A Scialog: Advanced Energy Storage team has built on the success of their 2019 project, producing five publications advancing basic understanding of operation and degradation mechanisms in solid-state batteries, as well as expanding their collaboration to win a $9 million Defense Advanced Research Projects Agency (DARPA) project in 2022 and a $11 million Department of Energy (DOE) Energy Frontier Research Center in 2023 focused on solid-state batteries and chemo-mechanics. 

This work could help advance the next generation of solid-state batteries, which could be safer and have higher energy density than conventional lithium-ion batteries. 

Neil Dasgupta, University of Michigan, Matthew McDowell, Georgia Institute of Technology, and Partha Mukherjee, Purdue University, won a Scialog team award funded by the Alfred P. Sloan Foundation for their 2019 project, Recharge, Re-liquify, Re-wet (Re3): Self-Healing Interfaces for Solid-State Batteries. 

“We had gotten to know each other through Scialog and other conferences but had not worked together,’’ McDowell said. “Scialog provided just the right spark to come together to collaborate on a new idea we thought of at the conference using liquid metals to control interfaces in solid-state batteries.” 

The project evolved into a larger collaborative effort investigating fundamental and applied aspects of solid-state electrochemical interfaces. 

McDowell said the team had connected on these topics with another Scialog Fellow, Kelsey Hatzell, Princeton University, who was involved in other efforts. As the project expanded, they realized they all had similar yet complementary interests in the solid-state battery area and began to work together on new proposals and ideas for larger projects. 

“Leveraging of Scialog seed funding by two orders of magnitude while simultaneously growing the collaborative team is stupendous,” said RCSA Senior Program Director Richard Wiener.  “Ultimately, we hope this critical research leads to a new generation of batteries, which is crucial to ameliorating climate change.” 

The DARPA project aims to develop morphogenic concepts for interface stability in solid-state batteries. Mukherjee, McDowell, Dasgupta, and Hatzell are co-PIs on this multi-university, multiyear project that started in spring 2022.  

In the DOE project, Mukherjee, McDowell, Dasgupta, and Hatzell are all members of the MUSIC (Mechano-Chemical Understanding of Solid-Ion Conductors) Energy Frontier Research Center.
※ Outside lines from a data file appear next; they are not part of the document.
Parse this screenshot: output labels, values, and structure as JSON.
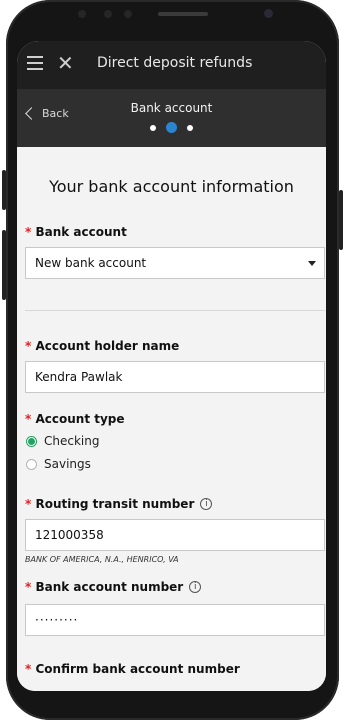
{
  "topbar": {
    "title": "Direct deposit refunds"
  },
  "subbar": {
    "back_label": "Back",
    "step_title": "Bank account",
    "steps": 3,
    "current_step": 2
  },
  "section": {
    "title": "Your bank account information"
  },
  "bank_account": {
    "label": "Bank account",
    "value": "New bank account"
  },
  "holder": {
    "label": "Account holder name",
    "value": "Kendra Pawlak"
  },
  "account_type": {
    "label": "Account type",
    "options": [
      {
        "label": "Checking",
        "checked": true
      },
      {
        "label": "Savings",
        "checked": false
      }
    ]
  },
  "routing": {
    "label": "Routing transit number",
    "value": "121000358",
    "bank_name": "BANK OF AMERICA, N.A., HENRICO, VA"
  },
  "acct_number": {
    "label": "Bank account number",
    "value": "·········"
  },
  "confirm": {
    "label": "Confirm bank account number"
  },
  "required_marker": "*",
  "info_glyph": "i",
  "colors": {
    "topbar": "#1f1f1f",
    "subbar": "#2f2f2f",
    "active_step": "#2a85d0",
    "radio_checked": "#23a362",
    "required": "#dd2222"
  }
}
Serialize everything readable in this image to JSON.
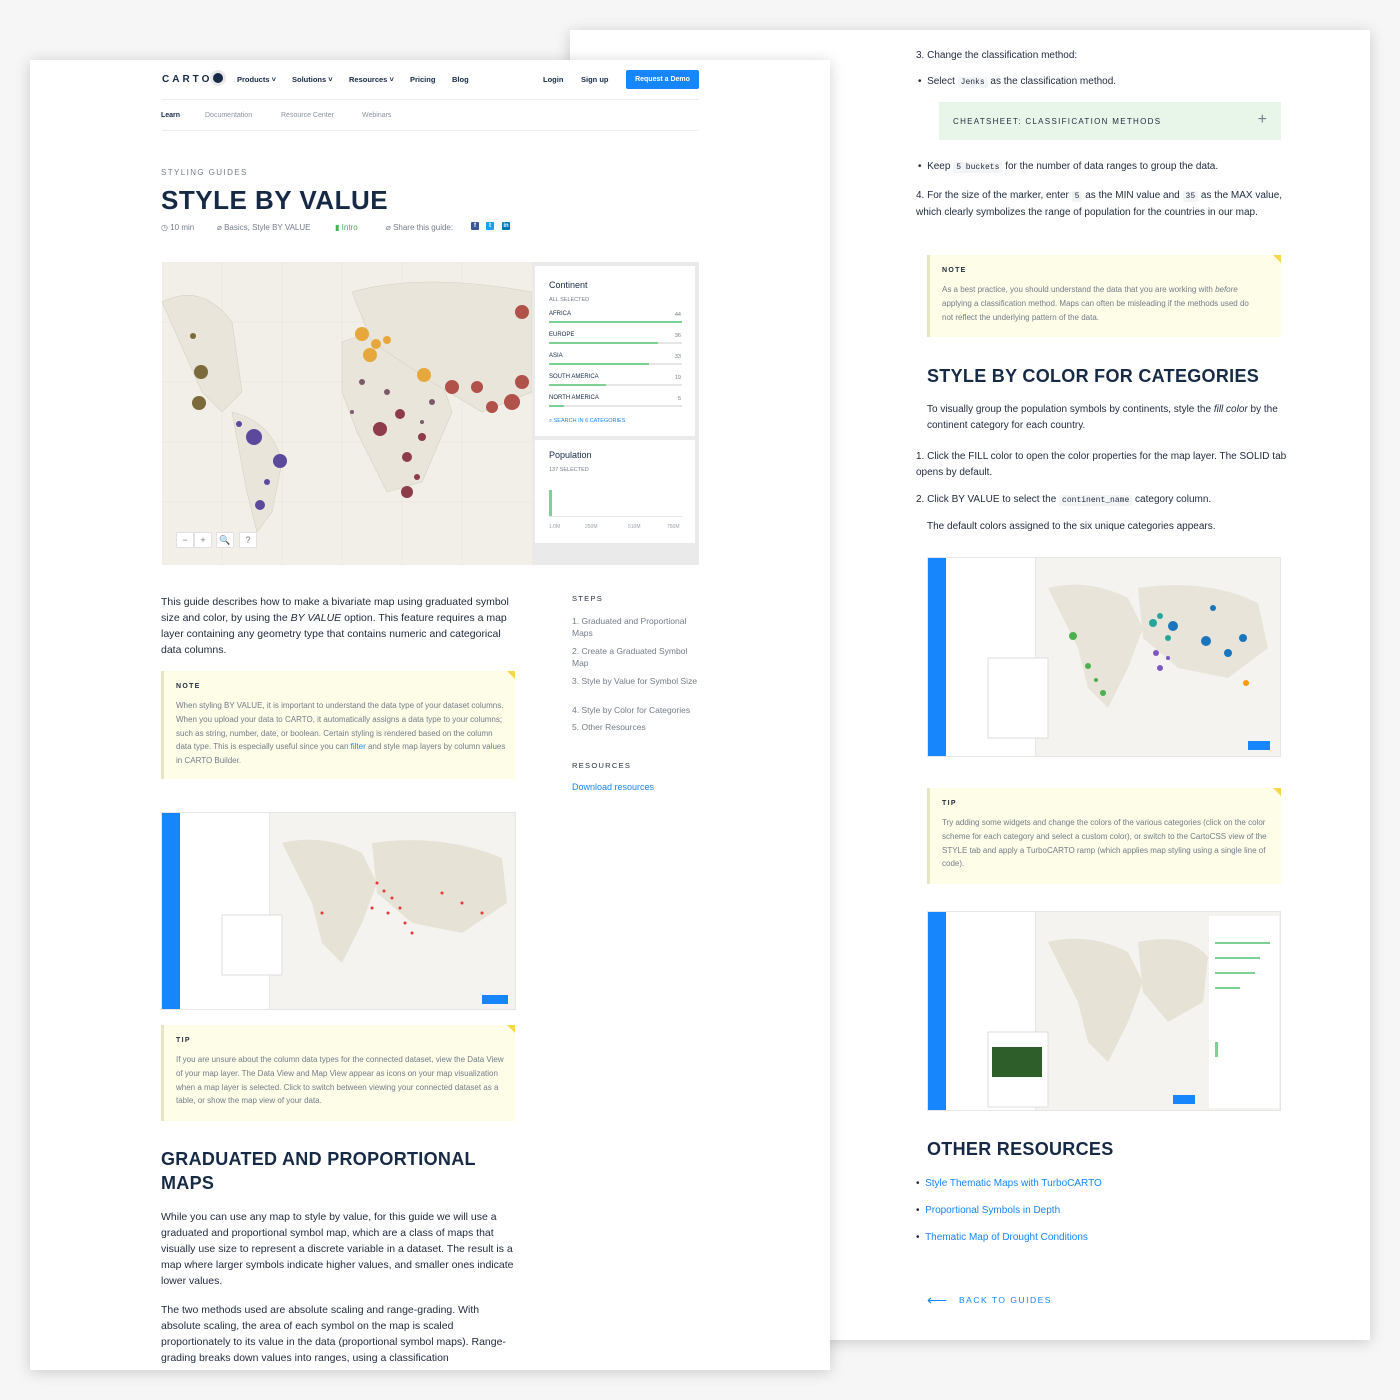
{
  "header": {
    "logo": "CARTO",
    "nav": [
      "Products",
      "Solutions",
      "Resources",
      "Pricing",
      "Blog"
    ],
    "login": "Login",
    "signup": "Sign up",
    "demo": "Request a Demo",
    "subnav": [
      "Learn",
      "Documentation",
      "Resource Center",
      "Webinars"
    ]
  },
  "guide": {
    "eyebrow": "STYLING GUIDES",
    "title": "STYLE BY VALUE",
    "duration": "10 min",
    "tags": "Basics, Style BY VALUE",
    "level": "Intro",
    "share": "Share this guide:"
  },
  "widgets": {
    "continent_title": "Continent",
    "all_selected": "ALL SELECTED",
    "categories": [
      {
        "label": "AFRICA",
        "value": "44",
        "fraction": 1.0
      },
      {
        "label": "EUROPE",
        "value": "36",
        "fraction": 0.82
      },
      {
        "label": "ASIA",
        "value": "33",
        "fraction": 0.75
      },
      {
        "label": "SOUTH AMERICA",
        "value": "19",
        "fraction": 0.43
      },
      {
        "label": "NORTH AMERICA",
        "value": "5",
        "fraction": 0.11
      }
    ],
    "search": "SEARCH IN 6 CATEGORIES",
    "population_title": "Population",
    "population_selected": "137 SELECTED",
    "axis": [
      "1.0M",
      "250M",
      "510M",
      "750M"
    ],
    "zoom": [
      "−",
      "+",
      "🔍",
      "?"
    ]
  },
  "intro": {
    "p1a": "This guide describes how to make a bivariate map using graduated symbol size and color, by using the ",
    "p1b": "BY VALUE",
    "p1c": " option. This feature requires a map layer containing any geometry type that contains numeric and categorical data columns."
  },
  "steps": {
    "title": "STEPS",
    "items": [
      "Graduated and Proportional Maps",
      "Create a Graduated Symbol Map",
      "Style by Value for Symbol Size",
      "Style by Color for Categories",
      "Other Resources"
    ],
    "resources_title": "RESOURCES",
    "download": "Download resources"
  },
  "note1": {
    "title": "NOTE",
    "body_a": "When styling BY VALUE, it is important to understand the data type of your dataset columns. When you upload your data to CARTO, it automatically assigns a data type to your columns; such as string, number, date, or boolean. Certain styling is rendered based on the column data type. This is especially useful since you can ",
    "body_link": "filter",
    "body_b": " and style map layers by column values in CARTO Builder."
  },
  "tip1": {
    "title": "TIP",
    "body": "If you are unsure about the column data types for the connected dataset, view the Data View of your map layer. The Data View and Map View appear as icons on your map visualization when a map layer is selected. Click to switch between viewing your connected dataset as a table, or show the map view of your data."
  },
  "section1": {
    "title_line1": "GRADUATED AND PROPORTIONAL",
    "title_line2": "MAPS",
    "p1": "While you can use any map to style by value, for this guide we will use a graduated and proportional symbol map, which are a class of maps that visually use size to represent a discrete variable in a dataset. The result is a map where larger symbols indicate higher values, and smaller ones indicate lower values.",
    "p2": "The two methods used are absolute scaling and range-grading. With absolute scaling, the area of each symbol on the map is scaled proportionately to its value in the data (proportional symbol maps). Range-grading breaks down values into ranges, using a classification"
  },
  "right": {
    "step3": "Change the classification method:",
    "bullet_jenks_a": "Select ",
    "bullet_jenks_code": "Jenks",
    "bullet_jenks_b": " as the classification method.",
    "cheatsheet": "CHEATSHEET: CLASSIFICATION METHODS",
    "bullet_keep_a": "Keep ",
    "bullet_keep_code": "5 buckets",
    "bullet_keep_b": " for the number of data ranges to group the data.",
    "step4_a": "For the size of the marker, enter ",
    "step4_min": "5",
    "step4_b": " as the MIN value and ",
    "step4_max": "35",
    "step4_c": " as the MAX value, which clearly symbolizes the range of population for the countries in our map.",
    "note_title": "NOTE",
    "note_a": "As a best practice, you should understand the data that you are working with ",
    "note_em": "before",
    "note_b": " applying a classification method. Maps can often be misleading if the methods used do not reflect the underlying pattern of the data.",
    "section_title": "STYLE BY COLOR FOR CATEGORIES",
    "intro_a": "To visually group the population symbols by continents, style the ",
    "intro_em": "fill color",
    "intro_b": " by the continent category for each country.",
    "s1": "Click the FILL color to open the color properties for the map layer. The SOLID tab opens by default.",
    "s2_a": "Click BY VALUE to select the ",
    "s2_code": "continent_name",
    "s2_b": " category column.",
    "default_colors": "The default colors assigned to the six unique categories appears.",
    "tip_title": "TIP",
    "tip_body": "Try adding some widgets and change the colors of the various categories (click on the color scheme for each category and select a custom color), or switch to the CartoCSS view of the STYLE tab and apply a TurboCARTO ramp (which applies map styling using a single line of code).",
    "other_title": "OTHER RESOURCES",
    "links": [
      "Style Thematic Maps with TurboCARTO",
      "Proportional Symbols in Depth",
      "Thematic Map of Drought Conditions"
    ],
    "back": "BACK TO GUIDES"
  },
  "colors": {
    "accent": "#1785fb",
    "navy": "#162945",
    "callout_bg": "#fdfde8",
    "cheat_bg": "#e8f6ea"
  }
}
Dasgupta is the Deputy Director and McDowell, Mukherjee, and Hatzell are the thrust leads in this center, which has a total of 16 PIs, including Scialog: Negative Emissions Science Awardee David Kwabi, University of Michigan.  

McDowell said Scialog connected him to a wide network of energy storage experts at a critical stage. “Personally, the series of three Scialog conferences were one of the most important activities I took part in early in my career,” he said. 

Mukherjee agreed. "The Scialog trilogy has been one of the most enriching experiences in my career -- both personally and scientifically,” he said. “The foundation for science dialogue led to these important follow-on collaborations. I am grateful to RCSA and Sloan for providing this important platform." 

“This is a perfect example of the kind of outcome we envisioned when supporting Scialog: Advanced Energy Storage,” said Sloan Foundation Program Director Evan Michelson. “Turning initial Scialog seed funding into two multimillion-dollar awards from the federal government in just a few years is an impressive accomplishment. We are delighted that critically important research will continue to expand and progress to help decarbonize the energy system.”